Fortunately, beagles are a popular breed, and one that is frequently used for lab testing, because of their lack of congenital health problems and generally accommodating personalities, so their are a lot of beagle-specific rescue agencies.  I started inquiring with several of them, and was quickly rebuffed on two accounts:

  1. They don't like adopting to city dwellers.
  2. They don't like adopting to first-time dog owners.
As far as the first concern goes, I believe I covered that nicely here. The second concern was really driving me nuts, though, as I felt like it was putting me in a Catch-22.  I mean, how was I supposed to become a seasoned dog owner, if no one would let me adopt my first dog?  The only answer, it seemed, was to go to a breeder, something I assumed a rescue agency would want to discourage, not promote.  I was in the midst of drafting a rant-like email to a beagle rescue agency on this very topic, when I got a response to a craigslist post I'd written on a whim.  My post read something like, "I am looking for a small beagle, ideally around a year old and female."  The response I got went like this:


Hi,
Are you still looking for a beagle?
We have a young female, spayed, highly loved, all shots.
Crate trained.
thanks
 I immediately stopped writing my angry email and told them I was interested.  They told me they were "VERY concerned about who adopts her and want to make sure she will have a very good and loving home."  And they also sent me the following two pictures of the dog they'd named Giselle (Gigi for short):


I immediately began to hem and haw, billing myself as a caring dog-lover with lots of free time (all true), but also warning that I was a first-time dog owner (also true).  They seemed taken with me anyway and suggested that we arrange a meeting for me and Gigi, so I immediately got sick (legitimately) and then claimed to stay sick for a while (illegitimately).

Finally, my friend and his mother drove me out to the far reaches of Queens to see her.  My friend's mother was immediately taken with Gigi, but I was aloof, nervous, intimidated.  Nonetheless, when the time came to head out, I looked at the man who was giving away this beautiful pup and said, "so… can I take her home today?"  And off we went.

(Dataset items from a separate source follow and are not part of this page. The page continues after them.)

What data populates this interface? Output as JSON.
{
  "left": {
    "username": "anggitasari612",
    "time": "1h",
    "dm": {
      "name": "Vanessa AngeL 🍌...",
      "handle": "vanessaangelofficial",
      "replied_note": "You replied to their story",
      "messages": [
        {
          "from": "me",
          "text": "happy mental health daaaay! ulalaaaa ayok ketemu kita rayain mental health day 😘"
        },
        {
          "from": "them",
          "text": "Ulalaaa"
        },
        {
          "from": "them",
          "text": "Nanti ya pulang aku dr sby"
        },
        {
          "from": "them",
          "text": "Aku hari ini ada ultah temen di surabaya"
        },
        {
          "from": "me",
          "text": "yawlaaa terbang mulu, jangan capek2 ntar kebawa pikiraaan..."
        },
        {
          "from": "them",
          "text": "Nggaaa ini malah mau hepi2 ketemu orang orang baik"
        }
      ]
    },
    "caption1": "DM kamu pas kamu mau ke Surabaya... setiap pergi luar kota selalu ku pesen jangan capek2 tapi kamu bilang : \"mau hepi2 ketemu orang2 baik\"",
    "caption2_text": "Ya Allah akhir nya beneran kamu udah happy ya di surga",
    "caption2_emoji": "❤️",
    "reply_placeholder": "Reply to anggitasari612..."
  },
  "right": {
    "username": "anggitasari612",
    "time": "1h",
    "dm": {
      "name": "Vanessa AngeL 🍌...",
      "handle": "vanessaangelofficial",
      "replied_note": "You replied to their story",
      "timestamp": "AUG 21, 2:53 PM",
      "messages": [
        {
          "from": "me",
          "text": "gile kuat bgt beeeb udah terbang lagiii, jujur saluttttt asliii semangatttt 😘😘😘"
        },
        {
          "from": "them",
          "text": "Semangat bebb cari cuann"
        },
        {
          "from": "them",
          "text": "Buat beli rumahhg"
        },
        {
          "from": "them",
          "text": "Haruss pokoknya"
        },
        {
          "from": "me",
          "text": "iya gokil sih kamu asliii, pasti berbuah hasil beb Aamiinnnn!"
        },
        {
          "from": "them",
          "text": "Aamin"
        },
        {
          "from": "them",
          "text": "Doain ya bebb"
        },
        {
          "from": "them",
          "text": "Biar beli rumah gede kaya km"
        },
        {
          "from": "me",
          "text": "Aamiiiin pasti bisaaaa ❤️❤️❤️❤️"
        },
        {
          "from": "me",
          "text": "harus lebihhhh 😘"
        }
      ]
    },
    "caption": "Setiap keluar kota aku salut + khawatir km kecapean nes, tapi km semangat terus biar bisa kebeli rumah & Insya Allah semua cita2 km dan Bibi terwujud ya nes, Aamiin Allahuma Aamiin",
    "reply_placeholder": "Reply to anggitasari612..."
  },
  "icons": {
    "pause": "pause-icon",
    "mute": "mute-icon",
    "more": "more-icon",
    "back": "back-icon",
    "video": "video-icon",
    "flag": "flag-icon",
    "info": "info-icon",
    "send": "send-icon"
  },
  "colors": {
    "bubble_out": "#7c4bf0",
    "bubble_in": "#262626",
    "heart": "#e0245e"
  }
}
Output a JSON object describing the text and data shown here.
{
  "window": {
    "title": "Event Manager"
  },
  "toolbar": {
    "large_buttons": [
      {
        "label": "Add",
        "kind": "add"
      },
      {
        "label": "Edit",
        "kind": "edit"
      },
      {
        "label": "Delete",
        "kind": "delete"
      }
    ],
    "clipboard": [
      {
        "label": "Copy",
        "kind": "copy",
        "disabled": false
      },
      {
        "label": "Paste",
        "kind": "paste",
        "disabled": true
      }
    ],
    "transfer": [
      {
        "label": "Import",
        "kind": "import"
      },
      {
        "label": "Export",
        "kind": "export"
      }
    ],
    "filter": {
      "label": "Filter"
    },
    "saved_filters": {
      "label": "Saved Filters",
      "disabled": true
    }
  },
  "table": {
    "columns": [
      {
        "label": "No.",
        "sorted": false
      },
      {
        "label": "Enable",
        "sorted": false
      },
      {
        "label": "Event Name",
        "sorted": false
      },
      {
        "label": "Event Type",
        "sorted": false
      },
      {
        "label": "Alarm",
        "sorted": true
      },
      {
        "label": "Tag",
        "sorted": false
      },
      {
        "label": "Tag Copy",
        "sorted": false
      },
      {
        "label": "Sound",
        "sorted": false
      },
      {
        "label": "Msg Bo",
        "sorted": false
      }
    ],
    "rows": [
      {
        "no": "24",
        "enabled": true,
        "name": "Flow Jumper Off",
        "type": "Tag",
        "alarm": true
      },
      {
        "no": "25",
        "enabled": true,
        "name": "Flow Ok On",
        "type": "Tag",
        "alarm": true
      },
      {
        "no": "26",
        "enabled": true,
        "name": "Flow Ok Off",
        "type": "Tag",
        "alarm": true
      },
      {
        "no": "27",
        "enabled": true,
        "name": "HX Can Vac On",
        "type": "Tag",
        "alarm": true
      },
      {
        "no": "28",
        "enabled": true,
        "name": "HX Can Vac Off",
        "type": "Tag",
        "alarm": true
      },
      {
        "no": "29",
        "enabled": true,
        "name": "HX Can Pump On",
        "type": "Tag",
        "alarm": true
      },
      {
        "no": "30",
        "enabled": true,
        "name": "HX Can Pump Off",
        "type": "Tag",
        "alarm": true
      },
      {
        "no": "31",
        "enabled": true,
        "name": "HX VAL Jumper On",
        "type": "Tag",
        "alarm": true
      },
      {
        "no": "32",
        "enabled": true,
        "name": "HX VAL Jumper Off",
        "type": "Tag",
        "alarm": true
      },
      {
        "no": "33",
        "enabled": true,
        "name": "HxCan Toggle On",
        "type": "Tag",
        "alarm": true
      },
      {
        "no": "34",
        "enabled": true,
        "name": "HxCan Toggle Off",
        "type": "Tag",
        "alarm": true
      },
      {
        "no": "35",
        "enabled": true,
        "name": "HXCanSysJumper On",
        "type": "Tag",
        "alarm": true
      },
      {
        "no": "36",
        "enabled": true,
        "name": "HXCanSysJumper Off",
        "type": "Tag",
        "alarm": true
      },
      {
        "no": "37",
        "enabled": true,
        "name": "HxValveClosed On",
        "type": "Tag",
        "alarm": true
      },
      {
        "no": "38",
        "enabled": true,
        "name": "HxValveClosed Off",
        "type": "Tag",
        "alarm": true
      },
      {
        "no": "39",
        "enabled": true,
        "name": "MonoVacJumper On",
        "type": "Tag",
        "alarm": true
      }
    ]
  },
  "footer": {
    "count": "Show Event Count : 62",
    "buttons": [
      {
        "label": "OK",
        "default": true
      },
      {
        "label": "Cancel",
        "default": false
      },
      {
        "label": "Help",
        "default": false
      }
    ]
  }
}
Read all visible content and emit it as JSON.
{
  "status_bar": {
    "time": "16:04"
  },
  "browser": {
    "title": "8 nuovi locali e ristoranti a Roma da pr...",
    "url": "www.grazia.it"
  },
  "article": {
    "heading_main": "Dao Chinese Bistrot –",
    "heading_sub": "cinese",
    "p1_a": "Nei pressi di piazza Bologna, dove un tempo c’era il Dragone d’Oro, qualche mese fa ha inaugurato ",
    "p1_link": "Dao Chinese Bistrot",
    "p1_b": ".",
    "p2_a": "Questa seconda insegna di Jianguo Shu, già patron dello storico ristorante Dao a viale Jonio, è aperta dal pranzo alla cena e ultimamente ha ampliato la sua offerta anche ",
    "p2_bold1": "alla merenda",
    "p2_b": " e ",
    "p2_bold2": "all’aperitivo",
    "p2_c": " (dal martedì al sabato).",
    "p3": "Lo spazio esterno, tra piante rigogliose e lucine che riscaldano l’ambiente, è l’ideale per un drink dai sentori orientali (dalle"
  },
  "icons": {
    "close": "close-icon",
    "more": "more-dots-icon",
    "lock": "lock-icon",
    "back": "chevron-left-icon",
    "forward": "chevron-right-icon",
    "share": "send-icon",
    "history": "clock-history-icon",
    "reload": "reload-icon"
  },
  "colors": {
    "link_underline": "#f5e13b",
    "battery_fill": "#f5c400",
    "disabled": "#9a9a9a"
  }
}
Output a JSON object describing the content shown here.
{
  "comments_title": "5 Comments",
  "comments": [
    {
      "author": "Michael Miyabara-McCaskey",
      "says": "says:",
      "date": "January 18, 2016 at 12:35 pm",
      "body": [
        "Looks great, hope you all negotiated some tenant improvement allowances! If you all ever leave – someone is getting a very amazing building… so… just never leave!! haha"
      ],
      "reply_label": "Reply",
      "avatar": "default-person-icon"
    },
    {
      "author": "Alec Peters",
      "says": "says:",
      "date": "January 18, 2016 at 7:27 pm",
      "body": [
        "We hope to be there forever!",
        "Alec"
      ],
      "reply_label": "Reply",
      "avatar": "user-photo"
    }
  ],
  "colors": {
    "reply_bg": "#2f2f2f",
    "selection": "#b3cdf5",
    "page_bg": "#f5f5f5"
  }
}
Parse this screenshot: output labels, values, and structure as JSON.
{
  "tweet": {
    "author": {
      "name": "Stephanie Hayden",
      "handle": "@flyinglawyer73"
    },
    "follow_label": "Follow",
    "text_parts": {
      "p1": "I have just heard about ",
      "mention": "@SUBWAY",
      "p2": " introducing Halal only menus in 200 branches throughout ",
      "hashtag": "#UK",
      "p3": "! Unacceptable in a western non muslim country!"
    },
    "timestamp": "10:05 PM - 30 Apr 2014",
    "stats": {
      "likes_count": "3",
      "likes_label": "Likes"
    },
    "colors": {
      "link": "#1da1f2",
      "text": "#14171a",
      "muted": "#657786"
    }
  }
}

When I look at those early photos, I see the same terror in Rosie's eyes that I was feeling all along, and goodness knows I made many, many mistakes on my path to being the dog owner I am today.  But I am eternally grateful to the people that let me adopt their dog, and more importantly to the part of me, buried deep inside, that knew, beyond a shadow of a doubt, that taking her home—jumping in headfirst—was exactly the right thing to do.